O kurcze - nie wiedziałem że w MoH-u jest też HardCore.
OdpowiedzUsuńChyba jednak zastanowię się nad kupnem, bo CoD-ów mam już serdecznie dość - dzięki za info.
A ja dziękuję za komentarz, akurat w tej chwili bardzo mi się przydał: biję się z myślami czy CHCĘ BlackOps (bo kumpel ma...) i wiem jak się to u mnie skończy - mimo, że mam rozgrzebane MoH to mnie ciągnie do nowości, a potem żadnej gry i nie ukończę i się nie nagram porządnie w multi.

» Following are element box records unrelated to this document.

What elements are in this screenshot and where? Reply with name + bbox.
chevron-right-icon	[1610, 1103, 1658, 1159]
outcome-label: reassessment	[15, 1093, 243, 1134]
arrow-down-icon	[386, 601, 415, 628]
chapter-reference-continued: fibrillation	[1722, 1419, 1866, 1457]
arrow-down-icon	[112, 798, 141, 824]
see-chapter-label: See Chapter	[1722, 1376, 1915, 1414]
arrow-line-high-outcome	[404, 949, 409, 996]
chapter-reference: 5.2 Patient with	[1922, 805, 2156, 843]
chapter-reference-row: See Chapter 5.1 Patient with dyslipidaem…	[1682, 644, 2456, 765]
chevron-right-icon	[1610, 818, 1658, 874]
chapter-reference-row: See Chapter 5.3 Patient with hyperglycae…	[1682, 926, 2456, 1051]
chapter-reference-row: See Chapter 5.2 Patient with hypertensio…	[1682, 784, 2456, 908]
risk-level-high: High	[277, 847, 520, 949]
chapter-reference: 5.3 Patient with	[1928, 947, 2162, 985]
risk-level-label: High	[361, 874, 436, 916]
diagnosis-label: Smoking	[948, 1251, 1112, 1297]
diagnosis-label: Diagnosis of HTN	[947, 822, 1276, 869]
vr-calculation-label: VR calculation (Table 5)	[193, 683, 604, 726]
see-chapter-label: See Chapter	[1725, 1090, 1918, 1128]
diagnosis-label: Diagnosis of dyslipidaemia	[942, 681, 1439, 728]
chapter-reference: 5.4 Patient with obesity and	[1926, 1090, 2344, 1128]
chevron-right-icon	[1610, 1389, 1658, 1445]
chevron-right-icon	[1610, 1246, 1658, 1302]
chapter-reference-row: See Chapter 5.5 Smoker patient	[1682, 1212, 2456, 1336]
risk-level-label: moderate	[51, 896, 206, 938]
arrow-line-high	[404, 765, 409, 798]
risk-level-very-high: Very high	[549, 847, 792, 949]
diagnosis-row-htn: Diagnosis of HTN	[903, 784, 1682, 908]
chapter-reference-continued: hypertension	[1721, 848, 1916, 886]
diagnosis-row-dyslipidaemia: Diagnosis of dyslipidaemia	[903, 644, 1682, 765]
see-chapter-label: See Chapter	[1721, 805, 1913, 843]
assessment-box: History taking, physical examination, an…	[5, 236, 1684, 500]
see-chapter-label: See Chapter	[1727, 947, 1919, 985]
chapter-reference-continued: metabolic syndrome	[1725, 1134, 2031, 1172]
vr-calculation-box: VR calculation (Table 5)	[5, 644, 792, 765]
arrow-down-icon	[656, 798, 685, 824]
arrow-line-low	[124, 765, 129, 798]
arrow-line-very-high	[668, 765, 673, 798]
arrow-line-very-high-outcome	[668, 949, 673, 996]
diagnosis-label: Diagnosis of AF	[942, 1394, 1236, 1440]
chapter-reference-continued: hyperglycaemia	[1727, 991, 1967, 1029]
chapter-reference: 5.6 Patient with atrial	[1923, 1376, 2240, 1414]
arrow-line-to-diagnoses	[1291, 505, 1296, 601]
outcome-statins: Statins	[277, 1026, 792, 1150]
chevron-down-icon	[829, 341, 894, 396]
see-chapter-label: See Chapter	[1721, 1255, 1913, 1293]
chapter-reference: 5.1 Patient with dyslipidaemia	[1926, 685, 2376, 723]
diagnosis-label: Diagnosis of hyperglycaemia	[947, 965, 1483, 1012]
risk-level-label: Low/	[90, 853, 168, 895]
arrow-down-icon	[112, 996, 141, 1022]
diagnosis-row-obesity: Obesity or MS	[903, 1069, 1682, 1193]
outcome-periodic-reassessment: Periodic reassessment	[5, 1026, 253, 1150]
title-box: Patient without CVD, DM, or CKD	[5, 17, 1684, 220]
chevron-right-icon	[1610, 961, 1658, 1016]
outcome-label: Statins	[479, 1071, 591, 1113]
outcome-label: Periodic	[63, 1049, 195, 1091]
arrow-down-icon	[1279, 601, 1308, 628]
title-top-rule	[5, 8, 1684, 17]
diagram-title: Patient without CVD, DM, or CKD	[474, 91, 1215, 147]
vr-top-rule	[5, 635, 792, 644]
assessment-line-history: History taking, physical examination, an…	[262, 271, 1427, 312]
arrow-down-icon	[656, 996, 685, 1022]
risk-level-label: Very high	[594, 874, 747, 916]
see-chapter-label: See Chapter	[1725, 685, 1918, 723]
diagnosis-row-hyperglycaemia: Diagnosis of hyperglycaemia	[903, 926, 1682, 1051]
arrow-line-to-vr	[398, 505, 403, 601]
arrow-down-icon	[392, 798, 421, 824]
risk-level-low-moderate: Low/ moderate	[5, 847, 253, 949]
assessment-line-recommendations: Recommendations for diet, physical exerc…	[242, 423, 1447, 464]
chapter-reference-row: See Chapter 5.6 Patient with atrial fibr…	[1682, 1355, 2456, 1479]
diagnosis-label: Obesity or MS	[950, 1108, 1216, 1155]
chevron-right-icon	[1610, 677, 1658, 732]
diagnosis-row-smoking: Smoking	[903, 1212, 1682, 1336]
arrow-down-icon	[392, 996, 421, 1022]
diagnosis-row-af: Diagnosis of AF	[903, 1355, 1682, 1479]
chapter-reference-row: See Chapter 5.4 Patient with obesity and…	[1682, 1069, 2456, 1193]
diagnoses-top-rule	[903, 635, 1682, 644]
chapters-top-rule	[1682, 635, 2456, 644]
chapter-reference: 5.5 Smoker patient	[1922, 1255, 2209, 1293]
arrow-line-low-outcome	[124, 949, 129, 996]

OdpowiedzUsuńA teraz wiem, że jednak BO nie chcę :-)
(swoją drogą, nie wiem jak teraz wygląda obłożenie ludźmi w MoH-Hardcore, bo PRZED premierą BO było różnie - od 270 (rano) do 1200 (wieczór) ludków pykających w hardcora (ok 14-20 tyś w inne tryby). Ciekawe ile CoD ludzi zabrał.
(w sumie o granie w MoH się nie martwię, bo nawet przy ilości 270 osób - mecz znajdywał szybciutko).